//September 12, 2022
Local residents may challenge in court a Calvert County commission’s zoning decision they allege was unlawfully reached based on the vote of a commissioner with a personal stake in the outcome, their attorney told a skeptical Maryland high court Monday.
During oral arguments, many of the Court of Appeals judges appeared ready to accept G. Macy Nelson’s argument that the residents have “taxpayer standing” to challenge Commissioner Kelly D. McConkey’s controversial vote.
But the judges said the lawsuit, even if successful, would apparently be meaningless because courts cannot strike down legislative acts due to a commissioner’s conflict of interest.
Courts take a “narrow view” regarding what constitutes an illegal, or ultra vires, act of a commission or other legislative body, Judge Brynja M. Booth said. Specifically, courts review only measures passed by the body to determine whether they are constitutional and in compliance with the body’s statutory authority, Booth added.
“We don’t nullify councilmanic actions based on conflict of interest,” Booth said. “A conflict of interest does not constitute ultra vires action.”
Chief Judge Matthew J. Fader said courts may strike down a zoning decision when it is “truly ultra vires” in that the commission lacked legal authority to adopt it, a view echoed by Judges Steven B. Gould and Shirley M. Watts.
Amid the judicial barrage, Nelson said McConkey’s alleged conflict of interest cannot be divorced from the commission’s 3-2 approval of the zoning plan because his vote was decisive.
“The whole point of taxpayer standing (to sue) is to allow citizens to take action” when a commissioner violates conflict of interest standards by casting a deciding, self-interested vote, said Nelson, of the Law Office of G. Macy Nelson LLC in Towson. “That vote was ultra vires. Everybody knows it.”

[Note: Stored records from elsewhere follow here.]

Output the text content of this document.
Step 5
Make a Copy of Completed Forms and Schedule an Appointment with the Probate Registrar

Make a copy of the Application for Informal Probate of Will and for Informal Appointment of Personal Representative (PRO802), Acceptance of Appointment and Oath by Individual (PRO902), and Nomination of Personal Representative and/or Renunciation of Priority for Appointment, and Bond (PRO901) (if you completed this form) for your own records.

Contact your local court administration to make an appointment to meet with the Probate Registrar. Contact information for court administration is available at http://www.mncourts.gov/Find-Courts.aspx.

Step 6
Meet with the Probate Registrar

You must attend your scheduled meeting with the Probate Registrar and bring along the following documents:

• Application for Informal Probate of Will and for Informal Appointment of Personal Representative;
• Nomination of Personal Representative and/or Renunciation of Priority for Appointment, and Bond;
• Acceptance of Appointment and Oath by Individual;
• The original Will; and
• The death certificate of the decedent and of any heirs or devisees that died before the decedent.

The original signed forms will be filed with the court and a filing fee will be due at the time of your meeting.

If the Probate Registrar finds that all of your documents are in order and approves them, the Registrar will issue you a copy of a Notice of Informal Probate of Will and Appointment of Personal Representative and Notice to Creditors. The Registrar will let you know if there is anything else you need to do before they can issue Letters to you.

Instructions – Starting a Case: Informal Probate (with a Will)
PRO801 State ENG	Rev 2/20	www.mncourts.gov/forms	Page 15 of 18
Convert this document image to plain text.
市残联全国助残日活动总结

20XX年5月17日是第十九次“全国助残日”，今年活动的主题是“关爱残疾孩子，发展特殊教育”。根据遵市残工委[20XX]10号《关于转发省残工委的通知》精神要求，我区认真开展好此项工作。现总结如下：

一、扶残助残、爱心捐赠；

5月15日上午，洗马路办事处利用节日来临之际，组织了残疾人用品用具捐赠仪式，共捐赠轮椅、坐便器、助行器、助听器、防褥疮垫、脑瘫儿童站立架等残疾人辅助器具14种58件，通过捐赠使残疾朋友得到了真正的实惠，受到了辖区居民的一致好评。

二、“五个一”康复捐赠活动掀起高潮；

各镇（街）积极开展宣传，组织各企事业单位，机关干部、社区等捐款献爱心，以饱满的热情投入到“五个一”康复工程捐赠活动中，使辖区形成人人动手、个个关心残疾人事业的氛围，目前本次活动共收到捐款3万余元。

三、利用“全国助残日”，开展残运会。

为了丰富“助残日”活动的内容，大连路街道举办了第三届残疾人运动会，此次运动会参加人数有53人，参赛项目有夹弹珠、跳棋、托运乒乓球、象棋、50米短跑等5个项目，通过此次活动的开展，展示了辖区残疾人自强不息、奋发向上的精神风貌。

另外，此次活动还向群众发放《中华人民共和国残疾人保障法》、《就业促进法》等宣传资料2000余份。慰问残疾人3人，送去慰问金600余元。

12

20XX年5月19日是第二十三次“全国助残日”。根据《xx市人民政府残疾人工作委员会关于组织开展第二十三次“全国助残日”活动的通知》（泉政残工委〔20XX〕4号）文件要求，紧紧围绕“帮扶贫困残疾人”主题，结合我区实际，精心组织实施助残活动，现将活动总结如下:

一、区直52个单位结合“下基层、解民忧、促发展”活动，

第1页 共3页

Nelson and the four residents allege McConkey should have been barred from voting in 2019 on the county’s comprehensive zoning plan because he owned two parcels that would be affected by proposals under consideration. McConkey abstained from the first vote but not the second, which essentially broke a 2-2 tie.
The four residents sued, seeking a court order invalidating the zoning decision as having been reached on a vote cast by a commissioner otherwise required to recuse himself under the county’s conflict-of-interest law. But the Calvert County Circuit Court and the intermediate Court of Special Appeals said the residents’ lawsuit was barred because the county ordinance provided no cause of action for claims against a duly elected commissioner acting in his legislative capacity.
The residents sought review by the seven-member high court.
Calvert County Attorney John Mattingly urged the Court of Appeals to uphold the zoning decision, saying the constitutional separation of powers bars courts from striking down such decisions based on the motives of commissioners. Judges may only review an approved zoning plan to determine if it is constitutionally and statutorily valid and not question the commissioners’ motives, Mattingly said.
“Invalidation (of a zoning decision) goes to the sausage, not how the sausage was made,” Mattingly said. To hold otherwise would be “placing the court in the shoes of the legislative process” and “allowing one branch of government to invade the legislative branch,” he added.
The Court of Appeals is expected to render its decision by Aug. 31 in the case, Susan Dzurec et al. v. Board of County Commissioners of Calvert County, Md., et al., No. 1 September Term 2022.
In addition to Dzurec, the residents suing the county are Myra Gowans, Michael King and Phyllis Sherkus.
In a separate proceeding, the Calvert County Ethics Commission found in December 2020 that McConkey had violated the county’s ethics ordinance and issued him a letter of censure.
The Calvert County Circuit Court reversed the commission’s ruling in August 2021, but the Court of Special Appeals reinstated it last month in an unreported opinion. The case was docketed at the Court of Special Appeals as In the Matter of Kelly D. McConkey, No. 954, September Term 2021.